¿Por qué lo llaman estabilidad, cuando quieren decir ‘statu quo’?
Con un punto de frivolidad, un mucho de improvisación y una dosis nada desdeñable de cinismo, los dos grandes partidos y un amplio grupo de corifeos (entre los que ocupan lugar destacado algunos medios) se han abrazado como un náufrago a un flotador a una hipotética reforma de la ley electoral.
La excusa es la amenaza de inestabilidad que supuestamente se cierne sobre las administraciones españolas. A ese bálsamo de Fierabrás se encomiendan, con más o menos descaro, tanto el PP y el PSOE como otras fuerzas menores. Y cuanto más la invocan más dan la sensación de que confunden, como malos estudiantes, estabilidad con statu quo. Ah, luego no se trata de defender la estabilidad, sino una muy concreta, la suya.
No se han molestado siquiera en preguntarse si esa estabilidad que ahora añoran es, tal vez, la causa del descrédito de la cultura política. De lo que tan persistentemente habían venido avisando un sinfín de sondeos –empezando por el más completo y oficial, el del CIS. De esas lluvias estos lodos.
No se enteran, o no quieren enterarse. No se derrumba ese statu quo (en el que tan bien habían vivido) porque de pronto vientos huracanados arrastren gérmenes extraños hasta las calmas aguas de la política española. Ni se ha encontrado ninguna extraña mutación genética (la corrupción es otra cosa) que derribe la aparente salud del sistema. No es el ébola. Ha sido su propia incompetencia y la escasa calificación que sus líderes merecen a los ciudadanos lo que carcome esa pretendida y ahora adorada estabilidad.
Como toda respuesta ante la amenaza de los emergentes han decidido ponerse antes la venda que la herida. Frente a la pérdida de votos y escaños: nueva ley electoral. Así, a martillazos. Una reforma para que en las instituciones gobiernen las fuerzas más votadas (¿también en Barcelona?), de forma directa o a través de una segunda vuelta, o… vaya usted a saber para qué.
Pero si en Cataluña, donde llevan desde el principio de la autonomía sin una ley electoral propia (¡Y quieren preparar estructuras de estado propias!) son incapaces de ponerse de acuerdo en el reparto de escaños.
¿Una nueva ley electoral sólo para ver quién se queda con el sillón presidencial? Parece que las preocupaciones apenas llegan hasta ahí.

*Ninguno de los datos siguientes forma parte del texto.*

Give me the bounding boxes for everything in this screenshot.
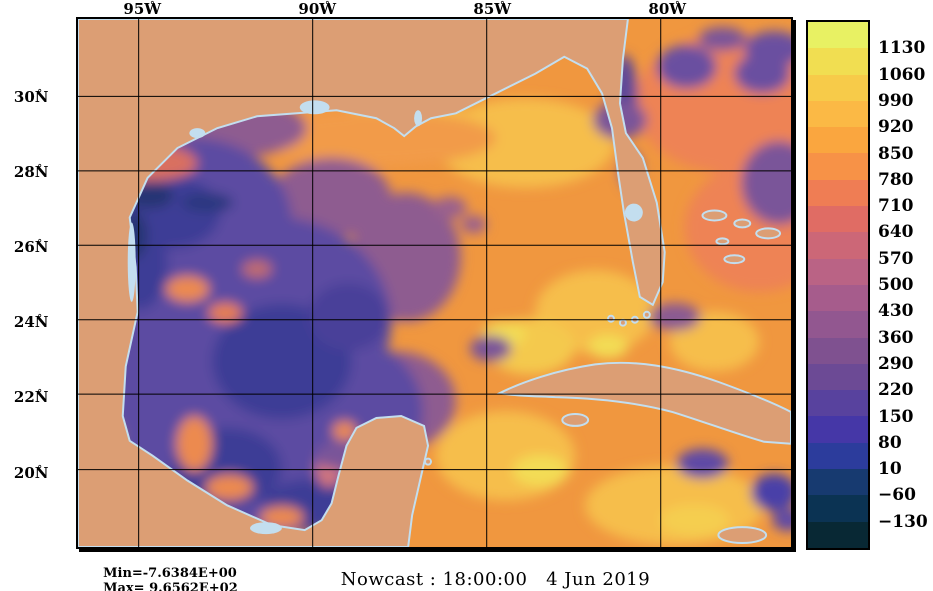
- colorbar-segment: [808, 390, 868, 417]
- min-value-label: Min=-7.6384E+00: [103, 566, 237, 581]
- colorbar-tick-label: 150: [878, 406, 914, 427]
- longitude-axis: 95W° 90W° 85W° 80W°: [0, 0, 933, 18]
- colorbar-tick-label: 500: [878, 275, 914, 295]
- colorbar-gradient: [806, 20, 870, 550]
- colorbar-tick-label: 80: [878, 432, 902, 453]
- colorbar-segment: [808, 22, 868, 49]
- colorbar-tick-label: 290: [878, 353, 914, 374]
- florida-keys: [607, 314, 615, 323]
- lon-tick-label: 95W°: [123, 0, 162, 18]
- lat-tick-label: 26N°: [13, 238, 49, 256]
- colorbar-tick-label: 710: [878, 196, 914, 217]
- laguna-madre: [127, 222, 136, 302]
- colorbar-segment: [808, 258, 868, 285]
- degree-symbol: °: [500, 1, 505, 11]
- isla-juventud: [561, 413, 590, 427]
- north-america-land: [78, 19, 666, 547]
- colorbar-tick-label: 1130: [878, 38, 926, 59]
- lakes: [127, 100, 643, 535]
- colorbar-tick-label: 850: [878, 143, 914, 164]
- colorbar-tick-label: 10: [878, 459, 902, 480]
- colorbar-tick-labels: 1130 1060 990 920 850 780 710 640 570 500 430 360 29…: [878, 22, 933, 548]
- cuba-land: [496, 361, 791, 445]
- degree-symbol: °: [325, 1, 330, 11]
- lake-pontchartrain: [299, 100, 330, 115]
- degree-symbol: °: [37, 239, 43, 249]
- laguna-terminos: [250, 522, 282, 535]
- colorbar-segment: [808, 284, 868, 312]
- florida-keys: [642, 310, 651, 319]
- colorbar-tick-label: −130: [878, 511, 928, 532]
- florida-keys: [618, 318, 627, 327]
- colorbar-segment: [808, 232, 868, 259]
- jamaica: [717, 526, 768, 545]
- lon-tick-label: 90W°: [298, 0, 337, 18]
- galveston-bay: [189, 128, 206, 139]
- degree-symbol: °: [37, 465, 43, 475]
- caption: Nowcast : 18:00:00 4 Jun 2019: [340, 569, 651, 590]
- bahamas: [733, 218, 752, 229]
- bahamas: [701, 209, 728, 222]
- latitude-axis: 30N° 28N° 26N° 24N° 22N° 20N°: [0, 0, 49, 591]
- degree-symbol: °: [150, 1, 155, 11]
- colorbar-tick-label: 780: [878, 169, 914, 190]
- colorbar-tick-label: 920: [878, 117, 914, 138]
- colorbar-segment: [808, 74, 868, 101]
- cozumel: [424, 457, 433, 466]
- lon-tick-label: 80W°: [648, 0, 687, 18]
- colorbar-segment: [808, 311, 868, 338]
- lake-okeechobee: [624, 203, 643, 222]
- colorbar-segment: [808, 100, 868, 128]
- colorbar-tick-label: 220: [878, 380, 914, 401]
- degree-symbol: °: [37, 314, 43, 324]
- land-masses: [78, 19, 791, 547]
- colorbar-tick-label: 570: [878, 248, 914, 269]
- colorbar-segment: [808, 363, 868, 391]
- bahamas: [755, 227, 782, 240]
- degree-symbol: °: [675, 1, 680, 11]
- colorbar-tick-label: 430: [878, 301, 914, 322]
- degree-symbol: °: [37, 164, 43, 174]
- colorbar-segment: [808, 127, 868, 154]
- contour-map: [78, 19, 791, 547]
- colorbar-tick-label: 640: [878, 222, 914, 243]
- colorbar-tick-label: −60: [878, 485, 916, 506]
- colorbar-segment: [808, 153, 868, 180]
- colorbar-segment: [808, 442, 868, 470]
- colorbar-segment: [808, 206, 868, 233]
- degree-symbol: °: [37, 89, 43, 99]
- minmax-stats: Min=-7.6384E+00 Max= 9.6562E+02: [85, 551, 256, 591]
- degree-symbol: °: [37, 389, 43, 399]
- lat-tick-label: 22N°: [13, 388, 49, 406]
- lat-tick-label: 28N°: [13, 163, 49, 181]
- grid-lines: [78, 19, 791, 547]
- mobile-bay: [414, 110, 423, 127]
- colorbar-segment: [808, 416, 868, 443]
- lat-tick-label: 30N°: [13, 88, 49, 106]
- colorbar-segment: [808, 179, 868, 207]
- colorbar-tick-label: 990: [878, 90, 914, 111]
- lon-tick-label: 85W°: [473, 0, 512, 18]
- colorbar-segment: [808, 469, 868, 496]
- colorbar-segment: [808, 48, 868, 75]
- map-plot: [76, 17, 793, 549]
- colorbar-tick-label: 1060: [878, 64, 926, 85]
- colorbar-segment: [808, 495, 868, 522]
- colorbar-tick-label: 360: [878, 327, 914, 348]
- colorbar-segment: [808, 337, 868, 364]
- max-value-label: Max= 9.6562E+02: [103, 581, 238, 591]
- bahamas: [723, 254, 746, 265]
- lat-tick-label: 20N°: [13, 464, 49, 482]
- lat-tick-label: 24N°: [13, 313, 49, 331]
- colorbar: 1130 1060 990 920 850 780 710 640 570 500 430 360 29…: [806, 20, 933, 560]
- colorbar-segment: [808, 521, 868, 548]
- bahamas: [715, 237, 730, 246]
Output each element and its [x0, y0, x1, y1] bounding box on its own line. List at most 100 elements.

Puestos a pensar en serio en una reforma de la representación política, digo yo que habría que discutir sobre temas como las listas abiertas, el voto imperativo de los diputados, las circunscripciones, etc. Pero no. Es evidente. No están hablando de amor, sino de sexo. Está bien, pero no es lo mismo.
Ver a la candidata del Partido Nacionalista de Andalucía (perdón, quería decir del PSOE andaluz) culpar a diestro y siniestro de su propia incapacidad para lograr la abstención de uno de los cinco grupos parlamentarios… resulta, cuanto menos, patético.
Para hacerse una idea de la firmeza de su discurso basta con viajar de las palabras llenas de promesas y carantoñas a todos los grupos de su primera intervención; al tono culpabilizador y sin autocrítica de esta semana. Del acuerdo con Ciudadanos sobre un decálogo anticorrupción a considerar éste papel mojado ante la exigencia de los primeros de firmar para su obligado cumplimiento.
Como sospechábamos, ni Susana Díaz, ni Rajoy, ni Pedro Sánchez, se han enterado de que los tiempos han cambiado. Y parece que esos nuevos aires han venido para quedarse. Que no va a bastar ya con pactar notas de prensa sino que habrá que hacerlo sobre acuerdos concretos en programas o en apoyos.
No se han enterado. Y lo peor, lo más triste de todo, no es que no se hayan enterado de lo que les está diciendo el CIS, los sondeos preelectorales y hasta sus seres más queridos. Sino que no quieren enterarse, quizás porque no saben más. Eso es realmente lo más duro para los que por razones de edad, como yo, o de sentido común (espero que también) amamos y deseamos la estabilidad de verdad.
Había un chiste que decía que un alcalde, dirigiéndose a sus conciudadanos, les espetaba: «O yo o el caos». A lo que los reunidos, hartos ya de su mandatario, gritaban casi al unísono: «El caos, el caos». El alcalde, dispuesto a salirse con la suya a cualquier precio, les respondía: «Pues os jorobáis que el caos también soy yo».
En la España del 2015, al parecer los ciudadanos han decidido probar varias formas de caos posibles. Pero ellos no tienen la culpa.